Director Eric Rohmer directed and took the lead in his 1954 short film adaptation of "Berenice" entitled "Bérénice", filmed in 16 mm black and white with cinematography by Jacques Rivette.

Eerie Magazine Issue 11 (September 1967) includes a comic adaptation by Archie Goodwin with art by Jerry Grandenetti.

CBS Radio Mystery Theater presented an adapted version of the story for its radio play "Berenice" as its January 9, 1975 episode. It was directed by Himan Brown, Adapted by George Lowther, starring Michael Tolan, Norman Rose, Joan Lovejoy, and Roberta Maxwell.

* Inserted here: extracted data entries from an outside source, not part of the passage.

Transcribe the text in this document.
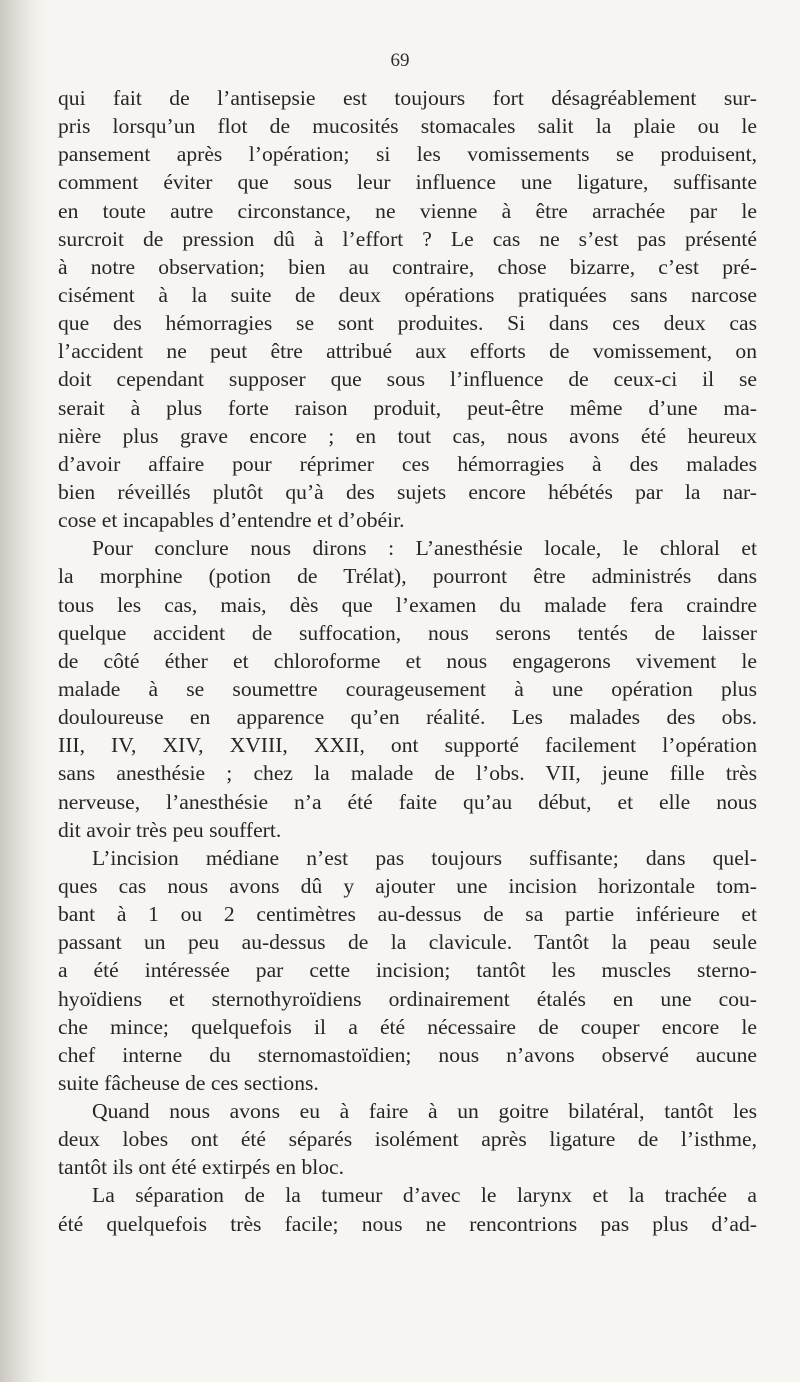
69
qui fait de l’antisepsie est toujours fort désagréablement sur-
pris lorsqu’un flot de mucosités stomacales salit la plaie ou le
pansement après l’opération; si les vomissements se produisent,
comment éviter que sous leur influence une ligature, suffisante
en toute autre circonstance, ne vienne à être arrachée par le
surcroit de pression dû à l’effort ? Le cas ne s’est pas présenté
à notre observation; bien au contraire, chose bizarre, c’est pré-
cisément à la suite de deux opérations pratiquées sans narcose
que des hémorragies se sont produites. Si dans ces deux cas
l’accident ne peut être attribué aux efforts de vomissement, on
doit cependant supposer que sous l’influence de ceux-ci il se
serait à plus forte raison produit, peut-être même d’une ma-
nière plus grave encore ; en tout cas, nous avons été heureux
d’avoir affaire pour réprimer ces hémorragies à des malades
bien réveillés plutôt qu’à des sujets encore hébétés par la nar-
cose et incapables d’entendre et d’obéir.
Pour conclure nous dirons : L’anesthésie locale, le chloral et
la morphine (potion de Trélat), pourront être administrés dans
tous les cas, mais, dès que l’examen du malade fera craindre
quelque accident de suffocation, nous serons tentés de laisser
de côté éther et chloroforme et nous engagerons vivement le
malade à se soumettre courageusement à une opération plus
douloureuse en apparence qu’en réalité. Les malades des obs.
III, IV, XIV, XVIII, XXII, ont supporté facilement l’opération
sans anesthésie ; chez la malade de l’obs. VII, jeune fille très
nerveuse, l’anesthésie n’a été faite qu’au début, et elle nous
dit avoir très peu souffert.
L’incision médiane n’est pas toujours suffisante; dans quel-
ques cas nous avons dû y ajouter une incision horizontale tom-
bant à 1 ou 2 centimètres au-dessus de sa partie inférieure et
passant un peu au-dessus de la clavicule. Tantôt la peau seule
a été intéressée par cette incision; tantôt les muscles sterno-
hyoïdiens et sternothyroïdiens ordinairement étalés en une cou-
che mince; quelquefois il a été nécessaire de couper encore le
chef interne du sternomastoïdien; nous n’avons observé aucune
suite fâcheuse de ces sections.
Quand nous avons eu à faire à un goitre bilatéral, tantôt les
deux lobes ont été séparés isolément après ligature de l’isthme,
tantôt ils ont été extirpés en bloc.
La séparation de la tumeur d’avec le larynx et la trachée a
été quelquefois très facile; nous ne rencontrions pas plus d’ad-
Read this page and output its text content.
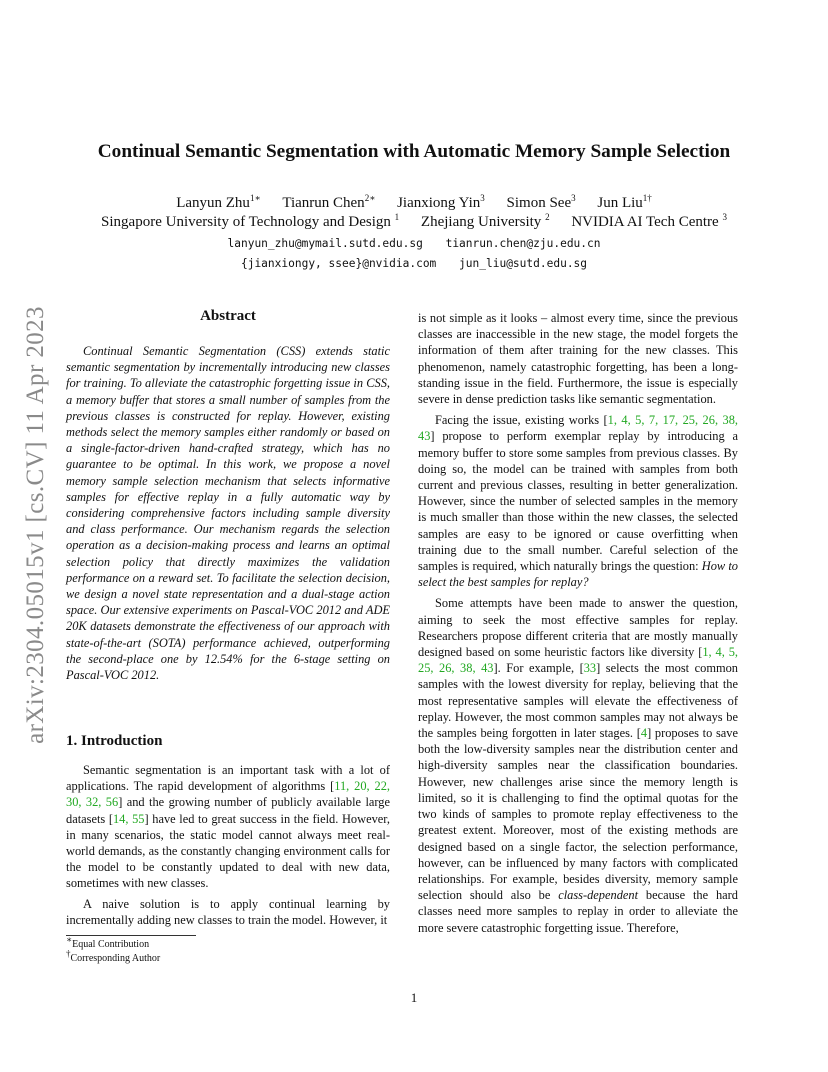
arXiv:2304.05015v1 [cs.CV] 11 Apr 2023
Continual Semantic Segmentation with Automatic Memory Sample Selection
Lanyun Zhu$^{1∗}$ Tianrun Chen$^{2∗}$ Jianxiong Yin$^3$ Simon See$^3$ Jun Liu$^{1\dagger}$
Singapore University of Technology and Design $^1$ Zhejiang University $^2$ NVIDIA AI Tech Centre $^3$
lanyun_zhu@mymail.sutd.edu.sg tianrun.chen@zju.edu.cn
{jianxiongy, ssee}@nvidia.com jun_liu@sutd.edu.sg
Abstract

Continual Semantic Segmentation (CSS) extends static semantic segmentation by incrementally introducing new classes for training. To alleviate the catastrophic forgetting issue in CSS, a memory buffer that stores a small number of samples from the previous classes is constructed for replay. However, existing methods select the memory samples either randomly or based on a single-factor-driven hand-crafted strategy, which has no guarantee to be optimal. In this work, we propose a novel memory sample selection mechanism that selects informative samples for effective replay in a fully automatic way by considering comprehensive factors including sample diversity and class performance. Our mechanism regards the selection operation as a decision-making process and learns an optimal selection policy that directly maximizes the validation performance on a reward set. To facilitate the selection decision, we design a novel state representation and a dual-stage action space. Our extensive experiments on Pascal-VOC 2012 and ADE 20K datasets demonstrate the effectiveness of our approach with state-of-the-art (SOTA) performance achieved, outperforming the second-place one by 12.54% for the 6-stage setting on Pascal-VOC 2012.

1. Introduction

Semantic segmentation is an important task with a lot of applications. The rapid development of algorithms [11, 20, 22, 30, 32, 56] and the growing number of publicly available large datasets [14, 55] have led to great success in the field. However, in many scenarios, the static model cannot always meet real-world demands, as the constantly changing environment calls for the model to be constantly updated to deal with new data, sometimes with new classes.

A naive solution is to apply continual learning by incrementally adding new classes to train the model. However, it

is not simple as it looks – almost every time, since the previous classes are inaccessible in the new stage, the model forgets the information of them after training for the new classes. This phenomenon, namely catastrophic forgetting, has been a long-standing issue in the field. Furthermore, the issue is especially severe in dense prediction tasks like semantic segmentation.

Facing the issue, existing works [1, 4, 5, 7, 17, 25, 26, 38, 43] propose to perform exemplar replay by introducing a memory buffer to store some samples from previous classes. By doing so, the model can be trained with samples from both current and previous classes, resulting in better generalization. However, since the number of selected samples in the memory is much smaller than those within the new classes, the selected samples are easy to be ignored or cause overfitting when training due to the small number. Careful selection of the samples is required, which naturally brings the question: How to select the best samples for replay?

Some attempts have been made to answer the question, aiming to seek the most effective samples for replay. Researchers propose different criteria that are mostly manually designed based on some heuristic factors like diversity [1, 4, 5, 25, 26, 38, 43]. For example, [33] selects the most common samples with the lowest diversity for replay, believing that the most representative samples will elevate the effectiveness of replay. However, the most common samples may not always be the samples being forgotten in later stages. [4] proposes to save both the low-diversity samples near the distribution center and high-diversity samples near the classification boundaries. However, new challenges arise since the memory length is limited, so it is challenging to find the optimal quotas for the two kinds of samples to promote replay effectiveness to the greatest extent. Moreover, most of the existing methods are designed based on a single factor, the selection performance, however, can be influenced by many factors with complicated relationships. For example, besides diversity, memory sample selection should also be class-dependent because the hard classes need more samples to replay in order to alleviate the more severe catastrophic forgetting issue. Therefore,

∗Equal Contribution
†Corresponding Author
1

Vincent Price performed "Berenice" on his 1975 album The Imp of the Perverse and Other Tales (Caedmon Records TC—1450). On the same LP Price also read "Morella" and "The Imp of the Perverse". All three Poe stories were re-issued in 2000 on the Harper Collins 5-CD set, The Edgar Allan Poe Audio Collection.

The 1995 computer game The Dark Eye contains reenactments of selected stories by Poe. One of them is based on "Berenice" and allows the player to experience the story from the alternating points of view of both Egaeus and Berenice.

There was a low-budget film adaptation released to video in 2004.

"Berenice" is one of the short stories incorporated into the 2023 miniseries The Fall of the House of Usher; Frederick Usher fixates on his bedridden wife Morella's smile and eventually rips out her teeth.